When Mahatma Gandhi called on all Indians to ‘do or die’ as he launched the Quit India Movement on 8th August 1942, it sent a wave of panic through the British leadership. Britain was smack in the middle of the Second World War and the last thing they needed was another uprising in India.
So within hours of the Mahatma’s historic speech at Bombay’s Gowalia Tank Maidan, the British imprisoned the entire top leadership of the Indian National Congress. But even the might of the empire failed to silence a young collegian, who just couldn’t keep her mouth shut!
This simple college girl was Usha Mehta, who launched a clandestine radio station that gave hope and strength to the people of India in this moment of chaos. In no time after the wave of arrests, Mehta and her Congress Radio became the voice of anti-imperialism. As her words floated across the airwaves from “somewhere in India”, she rallied Indians to the Mahatma’s cause. Not only was her mission successful, but even the police van patrolling the streets of Bombay to track down Mehta’s radio signal couldn’t find her.
This was a time when all news that went in and out of India was censored and the print media had been gagged. So with Mehta in the lead, a group of freedom fighters including Ram Manohar Lohia, Achyutrao Patwardhan, Purushottam Trikamdas, Chandrakant Babubhai Jhaveri and Vithaldas K Jhaveri came together and, within a week of the Congress leaders’ arrests, started plotting a broadcast plan.
Although Indians had been listening to the radio since the 1920s, it was the British government in India that decided what they were allowed to hear, and private radio stations were permitted to air only music, talk shows and general news. This was the first time radio became a vehicle of the freedom struggle.
But if Mehta and her colleagues had the gumption to take on an imperial power, they knew little or nothing about radio technology. So Nanik Motwane of the Bombay-based Chicago Radio (now Motwane Pvt Ltd) came to their rescue. The company dealt with radio, telecommunications and loud-speaker equipment, and for the cause of his country’s freedom, Motwane supplied radio equipment and even technicians to the underground radio station.
But there was one more detail to be taken care of – a portable radio. Mehta convinced a teacher of radio mechanics to build a portable radio for her. The entire venture was funded by wealthy traders, merchants, business houses, trade associations and cotton merchants in Bombay.
All set, the first broadcast went on air on 27th August 1942, from the rented top-storey flat in Sea-View building in Chowpatty in Bombay. Named ‘Congress Radio’, it started with patriotic songs like Saare Jahaan Se Achha and ended with Vande Mataram. In between, the broadcasters read out news that Indians had no way of accessing. For instance, it was Mehta’s underground radio station that reported the brutal violence perpetrated by the army in Ashti and Chimur in Maharashtra and the Chittagong bomb raid. Ram Manohar Lohia, Achyutrao Patwardhan Moinuddin Harris and Coomi Dastur read the news in English, while Usha Mehta read the news in Hindi.
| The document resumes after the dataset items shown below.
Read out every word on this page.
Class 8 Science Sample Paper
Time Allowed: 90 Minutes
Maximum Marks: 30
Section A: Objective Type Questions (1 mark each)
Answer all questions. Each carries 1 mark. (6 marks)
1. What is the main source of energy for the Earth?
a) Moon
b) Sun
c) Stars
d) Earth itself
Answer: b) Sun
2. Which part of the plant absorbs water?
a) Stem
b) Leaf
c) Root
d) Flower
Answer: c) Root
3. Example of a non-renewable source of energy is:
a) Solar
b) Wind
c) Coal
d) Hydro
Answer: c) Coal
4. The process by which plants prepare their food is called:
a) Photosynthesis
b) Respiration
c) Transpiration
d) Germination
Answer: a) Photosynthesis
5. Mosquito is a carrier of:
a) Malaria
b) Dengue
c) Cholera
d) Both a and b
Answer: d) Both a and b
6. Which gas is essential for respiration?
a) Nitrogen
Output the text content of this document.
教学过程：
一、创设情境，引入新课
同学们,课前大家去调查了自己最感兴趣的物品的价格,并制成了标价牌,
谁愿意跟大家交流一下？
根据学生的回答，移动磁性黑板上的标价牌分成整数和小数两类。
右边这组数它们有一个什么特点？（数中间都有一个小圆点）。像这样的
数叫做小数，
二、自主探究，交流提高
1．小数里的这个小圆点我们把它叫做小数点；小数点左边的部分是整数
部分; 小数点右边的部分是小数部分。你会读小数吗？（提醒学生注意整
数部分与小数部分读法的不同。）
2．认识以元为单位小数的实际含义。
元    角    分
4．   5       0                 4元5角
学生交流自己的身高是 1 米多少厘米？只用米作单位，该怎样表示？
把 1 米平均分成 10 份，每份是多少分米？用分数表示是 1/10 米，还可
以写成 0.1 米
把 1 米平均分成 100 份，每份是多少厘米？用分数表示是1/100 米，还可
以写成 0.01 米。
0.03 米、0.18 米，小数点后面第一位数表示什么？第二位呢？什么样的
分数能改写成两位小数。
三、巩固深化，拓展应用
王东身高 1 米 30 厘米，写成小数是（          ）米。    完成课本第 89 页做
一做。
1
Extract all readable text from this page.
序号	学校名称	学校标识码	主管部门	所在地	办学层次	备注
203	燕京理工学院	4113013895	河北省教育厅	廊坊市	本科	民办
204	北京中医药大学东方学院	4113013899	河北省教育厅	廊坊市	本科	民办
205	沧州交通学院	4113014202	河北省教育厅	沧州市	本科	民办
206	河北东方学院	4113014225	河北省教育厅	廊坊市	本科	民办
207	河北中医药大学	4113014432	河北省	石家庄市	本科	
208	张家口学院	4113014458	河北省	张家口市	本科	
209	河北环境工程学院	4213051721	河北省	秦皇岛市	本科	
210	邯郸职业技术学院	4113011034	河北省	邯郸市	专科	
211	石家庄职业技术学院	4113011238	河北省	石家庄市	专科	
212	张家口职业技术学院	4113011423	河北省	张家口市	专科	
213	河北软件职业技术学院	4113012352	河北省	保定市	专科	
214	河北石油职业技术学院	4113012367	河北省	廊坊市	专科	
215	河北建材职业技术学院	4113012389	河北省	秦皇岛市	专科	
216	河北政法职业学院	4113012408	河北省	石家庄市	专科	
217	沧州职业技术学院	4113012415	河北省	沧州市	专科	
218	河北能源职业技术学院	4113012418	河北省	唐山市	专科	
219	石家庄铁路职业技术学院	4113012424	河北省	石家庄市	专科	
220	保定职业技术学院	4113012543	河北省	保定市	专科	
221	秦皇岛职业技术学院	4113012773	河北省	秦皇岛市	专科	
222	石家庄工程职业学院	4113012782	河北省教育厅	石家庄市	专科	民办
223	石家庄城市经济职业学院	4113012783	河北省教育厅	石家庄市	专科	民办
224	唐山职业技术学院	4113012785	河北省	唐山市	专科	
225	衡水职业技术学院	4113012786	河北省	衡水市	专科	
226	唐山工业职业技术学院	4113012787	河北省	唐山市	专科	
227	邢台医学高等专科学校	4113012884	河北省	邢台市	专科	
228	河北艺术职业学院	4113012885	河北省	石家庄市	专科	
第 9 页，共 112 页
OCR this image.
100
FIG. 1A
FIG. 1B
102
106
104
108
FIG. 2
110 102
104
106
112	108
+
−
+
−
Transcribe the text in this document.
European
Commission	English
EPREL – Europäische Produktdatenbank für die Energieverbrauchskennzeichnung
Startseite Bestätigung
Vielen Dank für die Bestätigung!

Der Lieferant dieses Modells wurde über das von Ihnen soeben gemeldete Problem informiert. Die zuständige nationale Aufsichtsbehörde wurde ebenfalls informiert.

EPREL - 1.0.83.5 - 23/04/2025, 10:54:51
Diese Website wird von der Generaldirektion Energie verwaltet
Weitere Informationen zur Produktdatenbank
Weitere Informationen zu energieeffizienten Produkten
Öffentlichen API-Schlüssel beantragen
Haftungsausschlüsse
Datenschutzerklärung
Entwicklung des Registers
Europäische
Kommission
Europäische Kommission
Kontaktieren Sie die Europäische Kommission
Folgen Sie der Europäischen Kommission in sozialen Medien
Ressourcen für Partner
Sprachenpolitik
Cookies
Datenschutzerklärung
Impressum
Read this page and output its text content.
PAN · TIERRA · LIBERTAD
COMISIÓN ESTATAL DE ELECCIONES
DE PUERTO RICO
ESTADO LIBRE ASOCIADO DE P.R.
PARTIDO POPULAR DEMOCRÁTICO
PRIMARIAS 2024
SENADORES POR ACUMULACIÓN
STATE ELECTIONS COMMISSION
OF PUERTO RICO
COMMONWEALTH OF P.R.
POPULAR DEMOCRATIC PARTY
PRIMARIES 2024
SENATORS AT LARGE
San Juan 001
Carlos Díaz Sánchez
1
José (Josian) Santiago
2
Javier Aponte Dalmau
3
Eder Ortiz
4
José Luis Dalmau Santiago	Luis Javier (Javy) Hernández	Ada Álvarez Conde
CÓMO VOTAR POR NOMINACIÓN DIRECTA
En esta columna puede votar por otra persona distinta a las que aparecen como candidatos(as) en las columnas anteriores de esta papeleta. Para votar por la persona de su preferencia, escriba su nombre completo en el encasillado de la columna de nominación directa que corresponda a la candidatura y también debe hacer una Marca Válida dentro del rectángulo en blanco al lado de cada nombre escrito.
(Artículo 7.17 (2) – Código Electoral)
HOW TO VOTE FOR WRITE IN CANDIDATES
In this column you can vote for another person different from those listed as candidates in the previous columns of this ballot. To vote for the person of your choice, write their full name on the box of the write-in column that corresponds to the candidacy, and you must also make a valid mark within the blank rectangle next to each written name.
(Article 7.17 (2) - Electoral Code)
Besides keeping Indians informed of key events relating to the freedom struggle, Congress Radio also carried the message of rebellion to the remotest corners of India. Despite the arrest of their leaders, the radio station urged people to stay strong and continue the protest. It also propagated secularism and Hindu-Muslim unity.
Mehta’s underground radio station was soon referred to as ‘Freedom Radio’ and attracted a large national and international audience. At exactly 7.30 every evening, groups of people across India would gather around a radio set and wait to hear Usha Mehta announce, “This is the Congress Radio calling on (a wavelength of) 42.34 meters, from somewhere in India.”
Naturally, the British government was furious and wanted to quickly shut it down. However, the operators kept changing location to evade police raids, and kept the recording and broadcasting locations separate.
The police even stationed a signal-detection van in Bombay. But since the van allowed for a transmission radius of as much as 3-4 km, the broadcasters were able to give them the slip every single time. Often, they would have a close shave. Yet, Congress Radio never missed a broadcast.
But the administration stepped up its vigilance from 8th October 1942, and the Special Branch of the Crime Investigation Department started monitoring the radio broadcasts even more closely. They were even recorded by police stenographers. When the police did catch up with Mehta and her colleagues, it was because of a mole in their midst. This was a certain Mr Printer, one of the radio station’s technicians, who had given the police the information they needed to round up Mehta and her colleagues.
The station broadcast its last bulletin in early November 1942 and the operators spent five months in jail before being tried and sentenced in April 1943. Usha Mehta was sentenced to four years in prison.
It lasted but a fleeting moment in the nationalist movement but Congress Radio played its part in keeping the flame of freedom lit during those turbulent times. This clandestine radio station was a powerful social media tool, just like the digital ones we use today, with just one difference – Usha Mehta wasn’t a bored youngster thumbing her youth away; she was a teenager whose social broadcasts rallied Indians in one of the country’s darkest hours.